Nicolai Peitersen, PhD

peitersenn@yahoo.dk

Ancient Cheese and Language

Nicolai Peitersen

Once people started milking domesticated animals, they also developed a vocabulary for this activity. In most languages around the World the word for milk and (woman's) breast is the same amongst non-milkers, while people milking their animals generally use different words. Later when production of different milk products began the dairy vocabulary expanded.

In Europe milk lipids have been identified on various types of neolithic ceramics, the oldest samples dating to 6000 BC, thus several millenia before speakers of Indo-European languages arrived, and at a time where we know very little about the languages spoken.
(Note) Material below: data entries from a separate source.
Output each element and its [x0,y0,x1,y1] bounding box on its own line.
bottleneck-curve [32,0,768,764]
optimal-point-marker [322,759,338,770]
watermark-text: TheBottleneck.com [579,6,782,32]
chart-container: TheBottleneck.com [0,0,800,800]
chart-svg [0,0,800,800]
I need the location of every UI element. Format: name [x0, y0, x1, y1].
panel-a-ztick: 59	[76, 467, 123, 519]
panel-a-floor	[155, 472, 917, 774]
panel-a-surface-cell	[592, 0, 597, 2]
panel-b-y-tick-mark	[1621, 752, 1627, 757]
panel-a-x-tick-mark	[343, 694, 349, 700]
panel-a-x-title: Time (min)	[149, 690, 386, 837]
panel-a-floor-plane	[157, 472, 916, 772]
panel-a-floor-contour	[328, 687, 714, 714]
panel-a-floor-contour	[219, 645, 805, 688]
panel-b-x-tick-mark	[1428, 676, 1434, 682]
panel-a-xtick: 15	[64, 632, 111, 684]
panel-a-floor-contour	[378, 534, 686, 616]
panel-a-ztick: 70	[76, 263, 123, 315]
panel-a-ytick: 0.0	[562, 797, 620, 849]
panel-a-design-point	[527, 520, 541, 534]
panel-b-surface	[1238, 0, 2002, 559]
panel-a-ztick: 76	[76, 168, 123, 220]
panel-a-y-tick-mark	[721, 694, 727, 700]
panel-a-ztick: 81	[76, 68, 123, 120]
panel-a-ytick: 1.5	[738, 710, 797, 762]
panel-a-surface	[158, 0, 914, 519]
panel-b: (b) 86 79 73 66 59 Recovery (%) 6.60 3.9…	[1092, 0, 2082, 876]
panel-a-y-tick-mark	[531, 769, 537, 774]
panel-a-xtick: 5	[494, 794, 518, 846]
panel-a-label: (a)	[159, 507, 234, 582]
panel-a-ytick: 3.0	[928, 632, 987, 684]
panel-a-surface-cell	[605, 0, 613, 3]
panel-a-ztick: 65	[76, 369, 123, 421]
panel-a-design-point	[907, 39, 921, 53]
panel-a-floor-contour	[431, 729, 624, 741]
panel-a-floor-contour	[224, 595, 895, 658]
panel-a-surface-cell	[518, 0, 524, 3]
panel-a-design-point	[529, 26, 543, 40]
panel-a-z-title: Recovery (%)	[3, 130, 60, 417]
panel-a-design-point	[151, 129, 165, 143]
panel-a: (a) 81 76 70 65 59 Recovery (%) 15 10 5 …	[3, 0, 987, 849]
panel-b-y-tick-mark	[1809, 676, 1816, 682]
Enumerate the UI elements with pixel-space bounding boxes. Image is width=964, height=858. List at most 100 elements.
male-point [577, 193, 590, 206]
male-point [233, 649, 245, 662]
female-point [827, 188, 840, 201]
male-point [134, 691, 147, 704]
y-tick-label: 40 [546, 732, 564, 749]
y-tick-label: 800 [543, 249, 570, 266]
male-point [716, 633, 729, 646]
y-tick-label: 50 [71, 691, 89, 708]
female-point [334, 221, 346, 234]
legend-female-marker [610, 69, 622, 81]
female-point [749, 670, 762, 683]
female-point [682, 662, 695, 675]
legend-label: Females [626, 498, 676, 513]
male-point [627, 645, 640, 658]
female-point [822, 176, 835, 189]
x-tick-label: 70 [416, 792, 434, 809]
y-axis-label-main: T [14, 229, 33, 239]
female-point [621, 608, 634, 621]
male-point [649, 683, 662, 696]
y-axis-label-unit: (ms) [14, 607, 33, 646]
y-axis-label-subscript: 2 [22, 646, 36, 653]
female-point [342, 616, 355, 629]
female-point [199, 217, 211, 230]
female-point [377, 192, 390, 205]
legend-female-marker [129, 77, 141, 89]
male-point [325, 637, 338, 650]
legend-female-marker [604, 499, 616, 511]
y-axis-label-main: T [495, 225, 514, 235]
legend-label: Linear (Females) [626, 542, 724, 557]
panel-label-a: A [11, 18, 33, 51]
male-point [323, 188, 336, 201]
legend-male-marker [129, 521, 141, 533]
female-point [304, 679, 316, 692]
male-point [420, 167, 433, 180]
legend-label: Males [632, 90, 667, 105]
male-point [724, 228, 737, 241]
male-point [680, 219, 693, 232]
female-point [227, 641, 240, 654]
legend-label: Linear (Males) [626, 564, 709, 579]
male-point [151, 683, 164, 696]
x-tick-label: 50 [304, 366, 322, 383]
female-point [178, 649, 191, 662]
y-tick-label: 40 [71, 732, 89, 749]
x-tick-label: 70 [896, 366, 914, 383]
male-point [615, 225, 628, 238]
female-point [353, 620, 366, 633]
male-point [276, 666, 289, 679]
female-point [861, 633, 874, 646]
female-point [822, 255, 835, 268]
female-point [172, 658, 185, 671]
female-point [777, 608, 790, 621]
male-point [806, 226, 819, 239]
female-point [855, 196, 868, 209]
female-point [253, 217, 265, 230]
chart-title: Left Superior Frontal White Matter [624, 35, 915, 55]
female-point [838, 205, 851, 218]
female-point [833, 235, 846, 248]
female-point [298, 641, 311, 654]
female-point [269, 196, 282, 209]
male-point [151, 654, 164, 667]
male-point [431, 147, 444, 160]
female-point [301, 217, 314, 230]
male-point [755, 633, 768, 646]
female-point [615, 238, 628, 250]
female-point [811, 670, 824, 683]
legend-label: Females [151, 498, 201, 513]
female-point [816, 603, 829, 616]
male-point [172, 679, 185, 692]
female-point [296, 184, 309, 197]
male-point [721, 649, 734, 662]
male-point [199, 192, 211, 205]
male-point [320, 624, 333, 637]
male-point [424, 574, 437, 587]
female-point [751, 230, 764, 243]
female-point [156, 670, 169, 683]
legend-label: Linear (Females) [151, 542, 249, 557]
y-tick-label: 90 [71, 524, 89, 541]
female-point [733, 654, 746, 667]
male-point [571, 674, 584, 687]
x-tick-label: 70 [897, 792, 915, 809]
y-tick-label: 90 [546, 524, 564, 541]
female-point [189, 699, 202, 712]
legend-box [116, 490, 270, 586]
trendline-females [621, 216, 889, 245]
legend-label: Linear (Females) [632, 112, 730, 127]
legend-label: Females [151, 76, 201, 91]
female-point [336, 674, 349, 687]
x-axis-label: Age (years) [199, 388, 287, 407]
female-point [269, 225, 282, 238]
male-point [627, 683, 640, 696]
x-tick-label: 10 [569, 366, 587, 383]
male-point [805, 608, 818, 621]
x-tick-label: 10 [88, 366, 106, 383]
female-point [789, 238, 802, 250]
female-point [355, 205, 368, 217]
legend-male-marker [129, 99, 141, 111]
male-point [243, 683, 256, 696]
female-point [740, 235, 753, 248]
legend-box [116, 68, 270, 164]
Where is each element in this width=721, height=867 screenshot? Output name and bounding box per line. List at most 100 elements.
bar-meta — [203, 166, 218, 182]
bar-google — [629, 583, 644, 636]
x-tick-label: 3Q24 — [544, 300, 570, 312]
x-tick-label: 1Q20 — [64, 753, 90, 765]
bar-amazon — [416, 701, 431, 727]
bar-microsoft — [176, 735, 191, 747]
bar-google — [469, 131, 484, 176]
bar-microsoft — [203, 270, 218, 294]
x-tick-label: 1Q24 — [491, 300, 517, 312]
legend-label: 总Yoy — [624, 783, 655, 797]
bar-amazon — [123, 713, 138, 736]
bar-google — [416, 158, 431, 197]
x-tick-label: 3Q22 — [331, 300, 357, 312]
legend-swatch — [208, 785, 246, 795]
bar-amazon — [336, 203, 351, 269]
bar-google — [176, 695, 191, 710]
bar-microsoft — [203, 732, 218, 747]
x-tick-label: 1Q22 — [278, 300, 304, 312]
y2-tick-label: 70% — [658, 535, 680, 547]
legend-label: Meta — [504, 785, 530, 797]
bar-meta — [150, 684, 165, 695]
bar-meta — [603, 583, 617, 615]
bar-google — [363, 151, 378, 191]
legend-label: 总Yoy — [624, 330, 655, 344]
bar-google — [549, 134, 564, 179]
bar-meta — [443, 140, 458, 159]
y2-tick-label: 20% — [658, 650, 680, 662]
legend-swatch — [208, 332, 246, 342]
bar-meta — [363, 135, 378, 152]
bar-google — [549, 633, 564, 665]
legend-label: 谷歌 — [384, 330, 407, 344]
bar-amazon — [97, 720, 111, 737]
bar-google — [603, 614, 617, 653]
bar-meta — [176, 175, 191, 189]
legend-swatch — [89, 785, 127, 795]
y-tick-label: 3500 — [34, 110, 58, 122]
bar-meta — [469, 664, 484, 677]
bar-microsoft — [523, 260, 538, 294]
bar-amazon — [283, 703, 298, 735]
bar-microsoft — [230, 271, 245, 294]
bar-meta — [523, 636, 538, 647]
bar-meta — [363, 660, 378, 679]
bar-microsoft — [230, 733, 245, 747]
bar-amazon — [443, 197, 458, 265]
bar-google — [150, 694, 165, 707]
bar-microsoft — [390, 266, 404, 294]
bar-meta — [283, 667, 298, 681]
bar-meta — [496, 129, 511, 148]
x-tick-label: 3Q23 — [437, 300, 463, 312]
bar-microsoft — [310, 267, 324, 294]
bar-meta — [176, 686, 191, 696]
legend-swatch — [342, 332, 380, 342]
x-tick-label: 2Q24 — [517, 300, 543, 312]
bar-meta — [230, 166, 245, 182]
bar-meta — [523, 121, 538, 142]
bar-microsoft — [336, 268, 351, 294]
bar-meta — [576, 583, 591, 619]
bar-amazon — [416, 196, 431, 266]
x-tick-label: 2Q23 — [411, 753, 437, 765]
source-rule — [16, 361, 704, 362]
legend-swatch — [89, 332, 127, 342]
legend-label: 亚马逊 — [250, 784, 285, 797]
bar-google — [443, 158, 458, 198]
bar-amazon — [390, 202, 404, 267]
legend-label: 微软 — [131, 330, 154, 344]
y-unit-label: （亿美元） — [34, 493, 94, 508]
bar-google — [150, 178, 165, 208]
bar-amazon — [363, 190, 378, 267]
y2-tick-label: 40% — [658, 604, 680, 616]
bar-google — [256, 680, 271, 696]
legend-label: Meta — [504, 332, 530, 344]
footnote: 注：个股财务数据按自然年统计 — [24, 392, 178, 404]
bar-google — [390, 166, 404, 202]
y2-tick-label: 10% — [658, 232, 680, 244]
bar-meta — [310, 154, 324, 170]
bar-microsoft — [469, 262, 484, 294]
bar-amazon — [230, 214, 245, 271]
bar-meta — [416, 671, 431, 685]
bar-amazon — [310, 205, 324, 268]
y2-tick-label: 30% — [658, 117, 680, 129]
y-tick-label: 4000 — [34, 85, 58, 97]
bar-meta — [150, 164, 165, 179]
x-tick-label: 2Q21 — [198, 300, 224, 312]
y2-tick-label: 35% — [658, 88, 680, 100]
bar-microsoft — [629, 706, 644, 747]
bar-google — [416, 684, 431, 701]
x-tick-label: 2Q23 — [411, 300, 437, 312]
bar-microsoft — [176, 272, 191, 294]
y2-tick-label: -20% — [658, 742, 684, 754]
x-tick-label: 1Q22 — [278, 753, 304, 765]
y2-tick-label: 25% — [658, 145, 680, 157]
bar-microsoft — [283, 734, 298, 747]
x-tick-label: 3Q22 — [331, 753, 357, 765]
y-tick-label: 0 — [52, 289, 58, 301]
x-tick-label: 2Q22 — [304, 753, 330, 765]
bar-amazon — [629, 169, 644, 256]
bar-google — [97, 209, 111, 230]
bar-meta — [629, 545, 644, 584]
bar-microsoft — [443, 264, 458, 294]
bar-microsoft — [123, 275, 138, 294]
But following the arrival of Indo-Europeans in Europe, Iran and India during the second millenium BC we can reconstruct a number of words associated with milk and milk products. This variety may suggest that some of the Indo-European words were coined after the migration from a Southern Russian homeland, and so these words may have been based on products or traditions already known locally.

The oldest written information about cheese – a concentrated milk product produced by rennet addition - is from the early cultures in the Middle East in Sumerian, Akkadian and other languages written in cuneiform script. However, the earliest physical remains of ancient cheeses are found in Asia in the Tianshan Mountains and the Tarim Desert in Xinjiang.

In Africa milk lipids dating back to around 5000 BC have been found on pottery from Sahara, but generally our information about African milk products is based on newer ethnographic and linguistic studies.

In contrast to the situation in the Old World we have neither archaeological information about milk products in South America before the Spanish conquest nor any linguistic support for this.